The following comes from a June 21 story on MyNewsLA.com.

The Los Angeles County Board of Supervisors voted Tuesday not to appeal a federal judge’s ruling finding a cross over the San Gabriel Mission on the county’s official seal to be unconstitutional.

The vote, taken behind closed doors, was 3-2, with Supervisors Don Knabe and Michael Antonovich dissenting, according to a brief announcement made in open session.

The American Civil Liberties Union of Southern California sued the board in February 2014, challenging its decision to restore the cross nearly 10 years after legal wrangling prompted its removal from the seal.

A statement issued by the civil rights organization today said the group was pleased by the board’s decision.

“The ill-conceived and misguided effort to alter the county seal and favor Christianity over all other faiths has cost taxpayers at least $1 million,” the statement said.

“Today’s action guarantees that the taxpayers will not be forced to suffer further.

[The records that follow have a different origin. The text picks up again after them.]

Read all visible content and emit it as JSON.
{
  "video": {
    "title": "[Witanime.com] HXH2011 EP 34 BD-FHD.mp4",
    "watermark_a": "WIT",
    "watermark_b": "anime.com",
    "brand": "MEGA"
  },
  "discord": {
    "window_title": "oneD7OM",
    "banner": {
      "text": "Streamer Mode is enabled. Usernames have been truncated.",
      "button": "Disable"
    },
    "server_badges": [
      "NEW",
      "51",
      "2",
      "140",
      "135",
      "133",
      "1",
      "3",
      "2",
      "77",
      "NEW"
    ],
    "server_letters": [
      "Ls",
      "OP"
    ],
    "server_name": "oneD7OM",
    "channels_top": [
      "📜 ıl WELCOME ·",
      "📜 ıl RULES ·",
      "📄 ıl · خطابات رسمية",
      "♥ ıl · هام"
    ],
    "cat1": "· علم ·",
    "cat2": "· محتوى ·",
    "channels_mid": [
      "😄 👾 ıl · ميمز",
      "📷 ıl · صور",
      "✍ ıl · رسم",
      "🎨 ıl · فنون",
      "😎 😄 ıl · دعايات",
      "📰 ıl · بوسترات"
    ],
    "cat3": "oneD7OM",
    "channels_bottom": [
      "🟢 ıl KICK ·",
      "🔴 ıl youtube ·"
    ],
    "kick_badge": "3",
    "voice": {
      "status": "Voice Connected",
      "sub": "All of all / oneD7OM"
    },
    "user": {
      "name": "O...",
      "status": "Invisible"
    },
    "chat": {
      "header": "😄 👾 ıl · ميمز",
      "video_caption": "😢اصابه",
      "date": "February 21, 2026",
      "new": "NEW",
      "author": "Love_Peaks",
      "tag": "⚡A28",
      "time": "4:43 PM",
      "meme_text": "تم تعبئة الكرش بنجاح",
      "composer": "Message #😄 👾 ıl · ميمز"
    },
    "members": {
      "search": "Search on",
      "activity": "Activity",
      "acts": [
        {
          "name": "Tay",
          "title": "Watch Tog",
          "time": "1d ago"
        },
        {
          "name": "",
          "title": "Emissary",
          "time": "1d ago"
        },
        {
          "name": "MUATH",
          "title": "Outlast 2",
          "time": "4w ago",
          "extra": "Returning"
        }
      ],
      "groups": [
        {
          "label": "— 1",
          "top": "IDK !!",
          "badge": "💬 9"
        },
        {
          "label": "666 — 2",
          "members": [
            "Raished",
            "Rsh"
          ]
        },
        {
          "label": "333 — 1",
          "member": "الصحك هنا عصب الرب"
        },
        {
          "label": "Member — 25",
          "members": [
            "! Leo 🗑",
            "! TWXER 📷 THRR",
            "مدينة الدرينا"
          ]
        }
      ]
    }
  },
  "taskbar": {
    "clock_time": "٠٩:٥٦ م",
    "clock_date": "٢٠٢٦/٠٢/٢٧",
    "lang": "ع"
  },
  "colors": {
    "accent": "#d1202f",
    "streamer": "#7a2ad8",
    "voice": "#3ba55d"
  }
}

It is time for the board to put its time, energy, and resources into representing all the people of L.A. County.”

Antonovich — who together with Knabe had argued that the cross was vital to the seal’s historical accuracy — accused the ACLU of acting like bullies.

“Once again, the ACLU was successful in bullying their way to rewrite history,” Antonovich said. “We ought to have appealed the decision. The U.S. Supreme Court would have ruled in support of it as they have ruled in previous cases. The historical facts are reflective in our educational program — the building of the missions is part of the fourth-grade curriculum in the state’s education code.

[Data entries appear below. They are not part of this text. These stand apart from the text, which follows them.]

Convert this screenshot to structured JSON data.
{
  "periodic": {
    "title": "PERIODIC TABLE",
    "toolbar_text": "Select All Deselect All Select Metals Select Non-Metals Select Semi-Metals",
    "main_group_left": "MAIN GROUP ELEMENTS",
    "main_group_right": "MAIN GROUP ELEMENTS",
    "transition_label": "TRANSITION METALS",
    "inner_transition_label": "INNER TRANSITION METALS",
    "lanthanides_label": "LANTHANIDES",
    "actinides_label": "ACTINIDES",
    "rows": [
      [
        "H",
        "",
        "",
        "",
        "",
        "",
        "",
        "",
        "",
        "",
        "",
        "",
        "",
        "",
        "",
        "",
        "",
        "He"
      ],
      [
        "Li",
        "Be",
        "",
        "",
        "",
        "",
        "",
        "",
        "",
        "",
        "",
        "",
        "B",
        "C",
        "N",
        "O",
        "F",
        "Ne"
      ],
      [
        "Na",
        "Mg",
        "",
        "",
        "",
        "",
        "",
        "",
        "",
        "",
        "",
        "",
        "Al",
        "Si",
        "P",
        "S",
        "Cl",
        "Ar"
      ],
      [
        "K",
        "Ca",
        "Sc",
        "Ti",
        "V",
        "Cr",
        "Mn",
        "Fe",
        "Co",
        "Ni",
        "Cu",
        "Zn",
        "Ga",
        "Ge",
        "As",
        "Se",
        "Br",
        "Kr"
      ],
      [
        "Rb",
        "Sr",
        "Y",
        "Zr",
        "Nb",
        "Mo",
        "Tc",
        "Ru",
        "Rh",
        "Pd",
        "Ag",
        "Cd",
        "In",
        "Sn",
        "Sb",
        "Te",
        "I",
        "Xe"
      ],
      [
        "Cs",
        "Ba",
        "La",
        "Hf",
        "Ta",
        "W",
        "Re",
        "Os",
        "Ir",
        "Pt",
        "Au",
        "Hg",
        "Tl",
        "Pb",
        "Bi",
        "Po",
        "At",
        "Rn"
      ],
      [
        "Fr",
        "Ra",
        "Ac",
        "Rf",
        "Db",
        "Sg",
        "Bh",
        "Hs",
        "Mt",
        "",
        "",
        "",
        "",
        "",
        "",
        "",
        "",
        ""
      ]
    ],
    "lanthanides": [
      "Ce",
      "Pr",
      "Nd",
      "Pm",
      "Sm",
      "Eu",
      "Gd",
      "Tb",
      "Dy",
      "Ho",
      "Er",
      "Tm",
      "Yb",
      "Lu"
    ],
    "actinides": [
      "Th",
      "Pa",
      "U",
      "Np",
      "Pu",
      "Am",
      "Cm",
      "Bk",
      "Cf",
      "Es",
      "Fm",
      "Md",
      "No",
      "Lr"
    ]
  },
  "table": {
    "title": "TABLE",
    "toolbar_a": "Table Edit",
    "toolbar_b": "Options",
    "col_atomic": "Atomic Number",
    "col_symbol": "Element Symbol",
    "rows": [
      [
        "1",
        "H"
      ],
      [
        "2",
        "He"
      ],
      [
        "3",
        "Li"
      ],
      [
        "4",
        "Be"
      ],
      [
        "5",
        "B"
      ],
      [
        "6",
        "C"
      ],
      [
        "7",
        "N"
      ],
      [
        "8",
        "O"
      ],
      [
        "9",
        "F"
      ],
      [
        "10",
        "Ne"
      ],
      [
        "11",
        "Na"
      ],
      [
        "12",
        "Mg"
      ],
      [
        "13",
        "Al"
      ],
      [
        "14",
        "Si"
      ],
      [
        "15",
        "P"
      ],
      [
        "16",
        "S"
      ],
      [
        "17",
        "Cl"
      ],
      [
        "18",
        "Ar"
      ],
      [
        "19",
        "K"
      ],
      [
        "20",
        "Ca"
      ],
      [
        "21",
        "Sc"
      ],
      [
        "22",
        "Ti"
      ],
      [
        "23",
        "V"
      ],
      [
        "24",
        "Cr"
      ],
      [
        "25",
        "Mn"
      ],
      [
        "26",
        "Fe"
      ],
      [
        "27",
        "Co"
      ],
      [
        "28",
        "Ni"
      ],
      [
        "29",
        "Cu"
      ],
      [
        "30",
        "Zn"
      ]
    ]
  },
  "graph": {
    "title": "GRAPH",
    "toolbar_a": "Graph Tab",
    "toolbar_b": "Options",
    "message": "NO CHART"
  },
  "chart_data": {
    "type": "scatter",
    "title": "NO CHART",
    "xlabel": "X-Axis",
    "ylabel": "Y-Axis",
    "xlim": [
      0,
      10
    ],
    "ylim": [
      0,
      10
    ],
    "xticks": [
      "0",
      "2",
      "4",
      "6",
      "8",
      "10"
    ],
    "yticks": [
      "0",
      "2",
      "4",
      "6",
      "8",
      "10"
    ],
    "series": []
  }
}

“The history of Los Angeles County began with the founding of the San Gabriel Mission which led to the founding of the Pueblo in Los Angeles and the beginning of the city of Los Angeles — the first city incorporated after the county was incorporated in 1850,” Antonovich added.

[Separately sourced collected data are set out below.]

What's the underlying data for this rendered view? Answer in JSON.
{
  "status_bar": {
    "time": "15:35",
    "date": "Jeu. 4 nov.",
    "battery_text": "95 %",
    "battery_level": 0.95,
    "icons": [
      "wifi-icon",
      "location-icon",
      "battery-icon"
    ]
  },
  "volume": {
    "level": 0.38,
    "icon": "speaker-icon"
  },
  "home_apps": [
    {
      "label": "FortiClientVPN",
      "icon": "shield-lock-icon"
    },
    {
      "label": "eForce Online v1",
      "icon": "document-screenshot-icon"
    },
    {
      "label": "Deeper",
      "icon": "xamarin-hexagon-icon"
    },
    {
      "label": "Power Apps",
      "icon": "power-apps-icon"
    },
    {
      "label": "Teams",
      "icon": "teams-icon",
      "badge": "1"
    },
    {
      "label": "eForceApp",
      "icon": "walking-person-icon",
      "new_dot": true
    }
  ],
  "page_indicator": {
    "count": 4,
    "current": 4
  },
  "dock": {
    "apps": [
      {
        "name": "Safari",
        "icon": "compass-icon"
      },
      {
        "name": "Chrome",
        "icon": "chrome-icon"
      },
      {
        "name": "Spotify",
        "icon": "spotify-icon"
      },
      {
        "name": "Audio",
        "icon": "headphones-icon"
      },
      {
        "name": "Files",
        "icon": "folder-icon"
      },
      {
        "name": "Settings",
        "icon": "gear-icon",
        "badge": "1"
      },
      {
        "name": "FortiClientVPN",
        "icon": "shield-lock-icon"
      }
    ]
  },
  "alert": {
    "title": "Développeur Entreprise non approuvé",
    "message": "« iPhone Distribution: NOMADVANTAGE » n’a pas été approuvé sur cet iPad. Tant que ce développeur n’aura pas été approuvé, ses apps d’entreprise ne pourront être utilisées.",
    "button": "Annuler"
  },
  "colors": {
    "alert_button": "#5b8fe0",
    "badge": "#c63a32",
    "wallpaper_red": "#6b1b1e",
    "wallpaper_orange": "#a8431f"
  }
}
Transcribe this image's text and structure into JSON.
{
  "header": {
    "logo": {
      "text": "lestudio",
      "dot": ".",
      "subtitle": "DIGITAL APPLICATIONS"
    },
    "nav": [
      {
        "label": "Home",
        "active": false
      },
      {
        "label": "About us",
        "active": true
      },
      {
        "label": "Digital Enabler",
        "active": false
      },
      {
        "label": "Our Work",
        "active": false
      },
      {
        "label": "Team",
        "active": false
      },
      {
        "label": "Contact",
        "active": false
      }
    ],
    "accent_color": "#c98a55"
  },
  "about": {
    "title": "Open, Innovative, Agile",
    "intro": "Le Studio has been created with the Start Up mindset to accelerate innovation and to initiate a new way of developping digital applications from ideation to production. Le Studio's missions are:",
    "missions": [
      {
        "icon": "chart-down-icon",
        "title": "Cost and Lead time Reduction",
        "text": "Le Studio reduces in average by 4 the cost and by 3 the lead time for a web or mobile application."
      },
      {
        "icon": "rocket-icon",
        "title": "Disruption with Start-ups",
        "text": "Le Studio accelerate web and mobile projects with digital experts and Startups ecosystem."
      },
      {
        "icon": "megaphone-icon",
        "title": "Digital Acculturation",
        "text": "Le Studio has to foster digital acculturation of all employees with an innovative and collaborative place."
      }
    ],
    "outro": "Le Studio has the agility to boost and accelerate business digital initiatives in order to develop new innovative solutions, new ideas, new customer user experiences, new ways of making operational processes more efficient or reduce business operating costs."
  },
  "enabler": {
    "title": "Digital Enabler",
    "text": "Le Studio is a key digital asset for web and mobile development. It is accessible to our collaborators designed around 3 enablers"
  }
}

Mark Rosenbaum, chief counsel of the Southern California chapter of the ACLU, once countered that the two supervisors “are historians in the same way ‘SNL’s’ Father Guido Sarducci is a priest. These supervisors have exacerbated the constitutional slap at all religions by reinserting a Christian cross on the seal by means of a Pinocchio-style fib.”

The county seal is displayed on buildings, vehicles and official communications.

U.S. District Judge Christina Snyder took the matter under submission in November after a one-day bench trial and made her ruling April 7.

Snyder wrote that the return of the cross “places the county’s power, prestige and purse behind a single religion, Christianity, without making any such benefit available on an equal basis to those with secular objectives or alternative sectarian views.”

Antonovich disagreed.

“This was an attempt to rewrite history by eliminating religion references from our history and culture — a hateful form of religious bigotry,” Antonovich said.

Supervisor Mark Ridley-Thomas said it was time to move on.

“The court has spoken and, in the interest of the county, I think we need to move on and focus our attention on some of the more pressing issues, like the crisis of homelessness,” Ridley-Thomas said.